Не получается соединиться клиентом с сервером по sftp.Перечитал массу литературы,но чего то не получается.Сгенерировал пару,не могу понять какую  папку и какой файл(название) нужно создавать?В разных источниках все называют разные имена файла авторизации на сервере,в котором содержится публичный ключ.Создал папку /.sftp, в корневой дирректории,В ней файл authorized_keys, и внес данные из сгенерированного публичного ключа.Нужна ли точка в имени папки? Соединятся пытаюсь по протоколу SFTP, Сервер-FileZilla. Клиент пробовал-и FileZilla, и WinSCP.
Если можно кто хорошо разбирается опишите подробно,Соединение доходит до приветствия,и стоит.Пробую соединится Клиентом со своего компа на сервер на этом же компе.Нет ли в этом ошибки?Такой же вариант,но с обычным протоколом FTP и использованием SSL/TLS  с сертификатом проходит на ура.
Если кто может подсказать в чем тут подводный камень,буду премного благодарен.
Большая просьба-отвечать или спрашивать по существу.

----------


## Cheechako

> ...по протоколу SFTP, Сервер-FileZilla...

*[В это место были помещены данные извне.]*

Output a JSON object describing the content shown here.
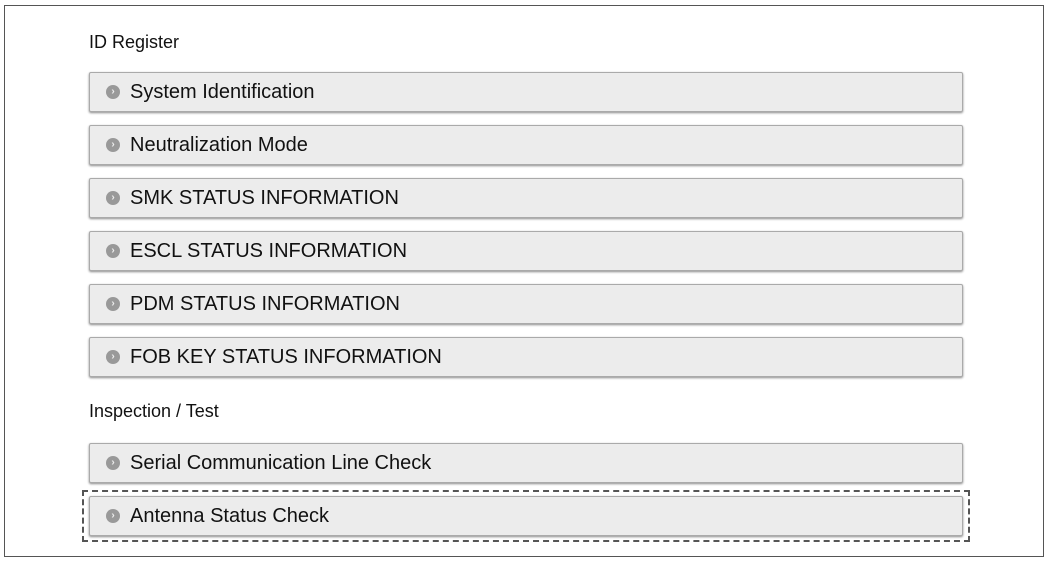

Сколько известно, FileZilla Server не поддерживает SFTP :confused:

----------

mcaris (28.11.2011)

----------


## mcaris

Ага...Вот он камень...И правда,блин.Там ведь только FTPS...Блин,я уже бьюсь неделю,а элементарно по вкладам не глянул.Все-понял.Раз уж откликнулись,подскажите _какой бесплатный поставить_,только не взломанный,в таких вещах не доверяю взломанным версиям.

----------


## Cheechako

> ..._какой бесплатный поставить_...


С бесплатными и клиентами-то проблема :(
Можно вспомнить разве что  freeSSHD & OpenSSH.

----------


## mcaris

Ага...А я думал я один бьюсь.Ладно,поищу щас.В любом случае-спасибо-сдвинули МОСК с мертвой точки.

----------